Glossary

Anthropocene
The term first proposed by Paul Crutzen in 2000 to describe the current geological period when human activities have had a significant impact on the Earth’s ecosystems.

Basalt
A common extrusive volcanic rock. It is usually grey to black and fine-grained due to rapid cooling of lava at the surface.

Crust
The rocky outermost layer of the earth above the mantle.

Cryosphere
The portion of the Earth’s surface where water is in a solid state in the form of permanent ice, snow, frozen ground.

El Nino
An episodic movement of warm surface water that changes wind direction and precipitation patterns over much of the Pacific. This climatic phenomenon occurs irregularly, but generally every 3-5 years.

Epicentre
The point on the Earth’s surface directly above the focus of an earthquake.  

Fault line
A geological term denoting a planar fracture or discontinuity in a volume of rock, where earth movement has caused significant displacement. Large faults within the earth’s crust result from the action of tectonic forces.

Isostatic Rebound
The rising of a landmass after the removal of ice (sometimes called post-glacial rebound, continental rebound).

Lithosphere
The rigid out part of the earth, consisting of the crust and upper mantle.

Liquefaction
When saturated soil is shaken with enough force that the soil loses strength and begins to act more like a liquid than a solid – essentially becoming like quicksand due to the increased pore pressure and reduced effective stress.  

Magma
Hot fluid or semi-fluid material below or within the earth’s crust from which lava and other igneous rock is formed by cooling.  

Mantle
The regions of the earth’s interior between the crust and the core, believed to consist of hot, dense silicate rocks.  

Permafrost
A thick subsurface layer of soil that remains frozen throughout the year, found primarily in polar regions.  

Plate boundary
A zone of seismic and tectonic activity along the edges of adjacent lithospheric plates. 

Pleistocene
The epoch from 2.588 million to 12,000 years BP covering the world’s most recent period of repeated glaciations. It is the first epoch of the Quaternary period, between the Pliocene and the Holocene.  

Richter Scale
A logarithmic scale from 1-10 formerly used to express the energy released by an earthquake.
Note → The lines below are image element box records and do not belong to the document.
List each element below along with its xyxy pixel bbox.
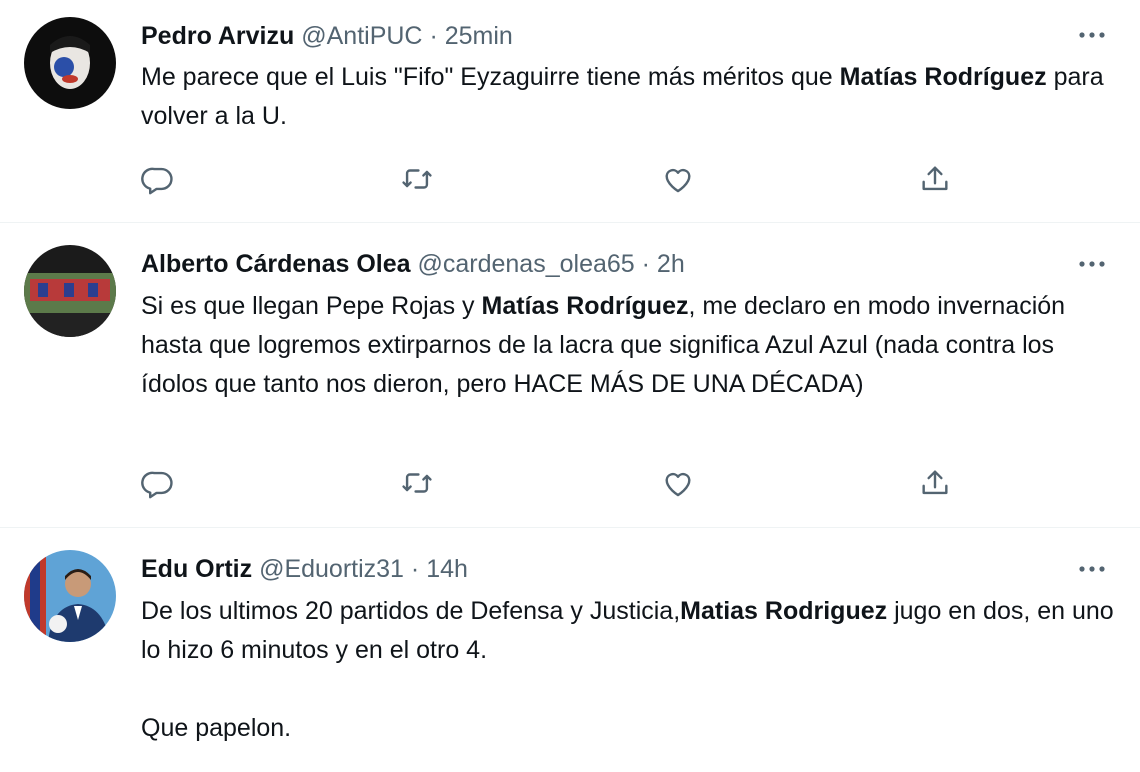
tweet-text: Me parece que el Luis "Fifo" Eyzaguirre … (141, 58, 1116, 136)
separator: · (410, 555, 420, 583)
display-name[interactable]: Alberto Cárdenas Olea (141, 250, 411, 278)
avatar[interactable] (24, 550, 116, 642)
tweet-text-segment: De los ultimos 20 partidos de Defensa y … (141, 597, 681, 625)
more-dots-icon[interactable] (1076, 25, 1108, 45)
heart-icon[interactable] (661, 466, 695, 500)
share-icon[interactable] (918, 466, 952, 500)
avatar[interactable] (24, 17, 116, 109)
tweet-header: Pedro Arvizu @AntiPUC · 25min (141, 20, 513, 52)
more-dots-icon[interactable] (1076, 559, 1108, 579)
reply-icon[interactable] (141, 466, 175, 500)
user-handle[interactable]: @AntiPUC (301, 22, 422, 50)
separator: · (641, 250, 650, 278)
tweet[interactable]: Edu Ortiz @Eduortiz31 · 14h De los ultim… (0, 528, 1140, 772)
display-name[interactable]: Pedro Arvizu (141, 22, 294, 50)
user-handle[interactable]: @cardenas_olea65 (417, 250, 634, 278)
retweet-icon[interactable] (400, 162, 434, 196)
tweet-header: Alberto Cárdenas Olea @cardenas_olea65 ·… (141, 248, 685, 280)
tweet-text-segment: Si es que llegan Pepe Rojas y (141, 292, 482, 320)
timestamp[interactable]: 14h (426, 555, 468, 583)
separator: · (429, 22, 438, 50)
tweet-text-paragraph: Que papelon. (141, 714, 292, 742)
tweet-text-bold: Matias Rodriguez (680, 597, 888, 625)
more-dots-icon[interactable] (1076, 254, 1108, 274)
user-handle[interactable]: @Eduortiz31 (259, 555, 404, 583)
display-name[interactable]: Edu Ortiz (141, 555, 252, 583)
tweet[interactable]: Alberto Cárdenas Olea @cardenas_olea65 ·… (0, 223, 1140, 527)
timestamp[interactable]: 2h (657, 250, 685, 278)
tweet-text-bold: Matías Rodríguez (481, 292, 689, 320)
tweet-text: De los ultimos 20 partidos de Defensa y … (141, 592, 1116, 748)
share-icon[interactable] (918, 162, 952, 196)
tweet-text-segment: Me parece que el Luis "Fifo" Eyzaguirre … (141, 63, 840, 91)
retweet-icon[interactable] (400, 466, 434, 500)
tweet-text: Si es que llegan Pepe Rojas y Matías Rod… (141, 287, 1116, 404)
avatar[interactable] (24, 245, 116, 337)
reply-icon[interactable] (141, 162, 175, 196)
timestamp[interactable]: 25min (445, 22, 513, 50)
tweet-text-bold: Matías Rodríguez (839, 63, 1047, 91)
heart-icon[interactable] (661, 162, 695, 196)
tweet-header: Edu Ortiz @Eduortiz31 · 14h (141, 553, 468, 585)
tweet[interactable]: Pedro Arvizu @AntiPUC · 25min Me parece … (0, 0, 1140, 222)
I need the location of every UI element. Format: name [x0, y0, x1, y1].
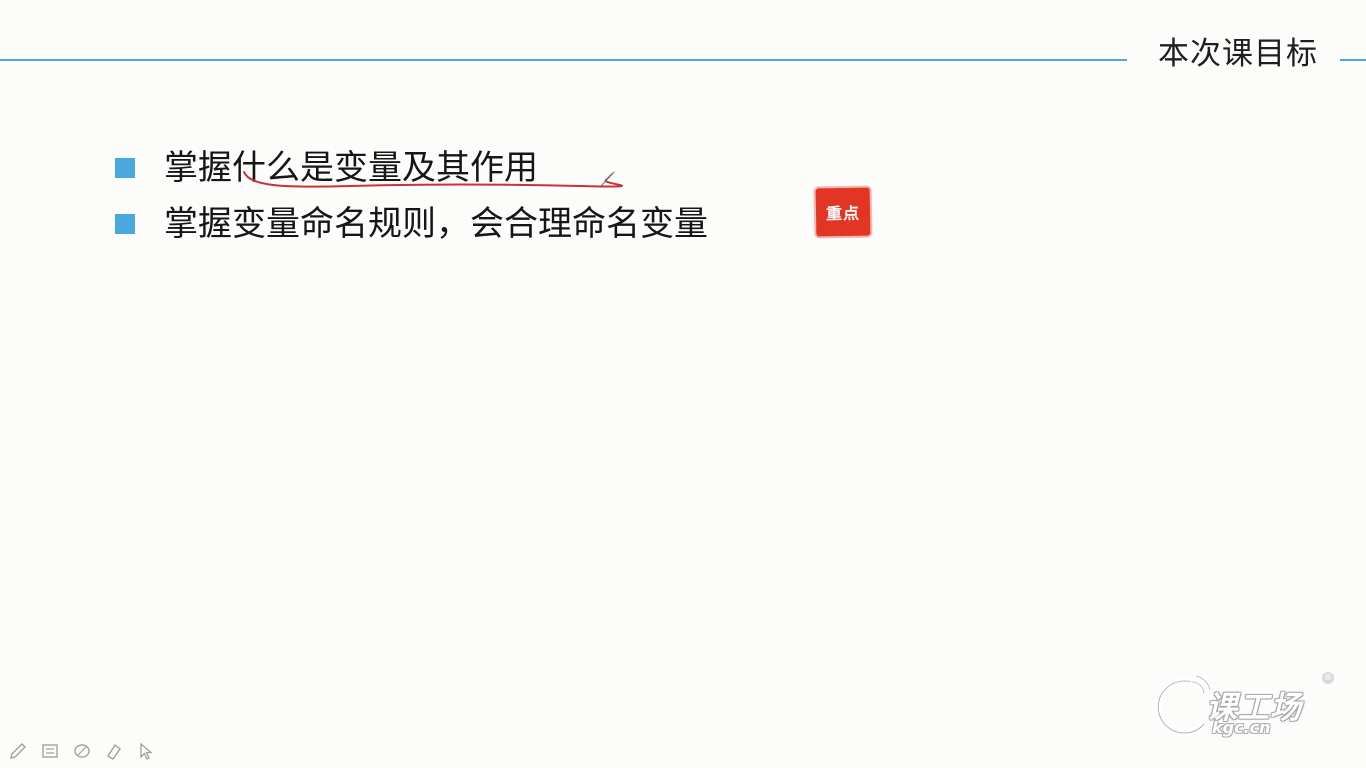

An increase of 1 represents a 32-fold increase in energy.  

Rift Valley
A large, elongated depression with steep walls formed by the separation of crustal plates along a divergent plate boundary.  

Seismograph
An instrument that measures and records details of earthquakes, such as force and duration.  

Strain
The response of a solid material to an external or internal stress.  

Stress
The internal distribution of force within a body reacting to applied forces which causes strain or deformation.

Tephrochronology
A stratigraphical technique that uses discrete layers of tephra (volcanic ash) from a single eruption to create a chronological framework in order to generate paleoenvironmental  or archaeological records.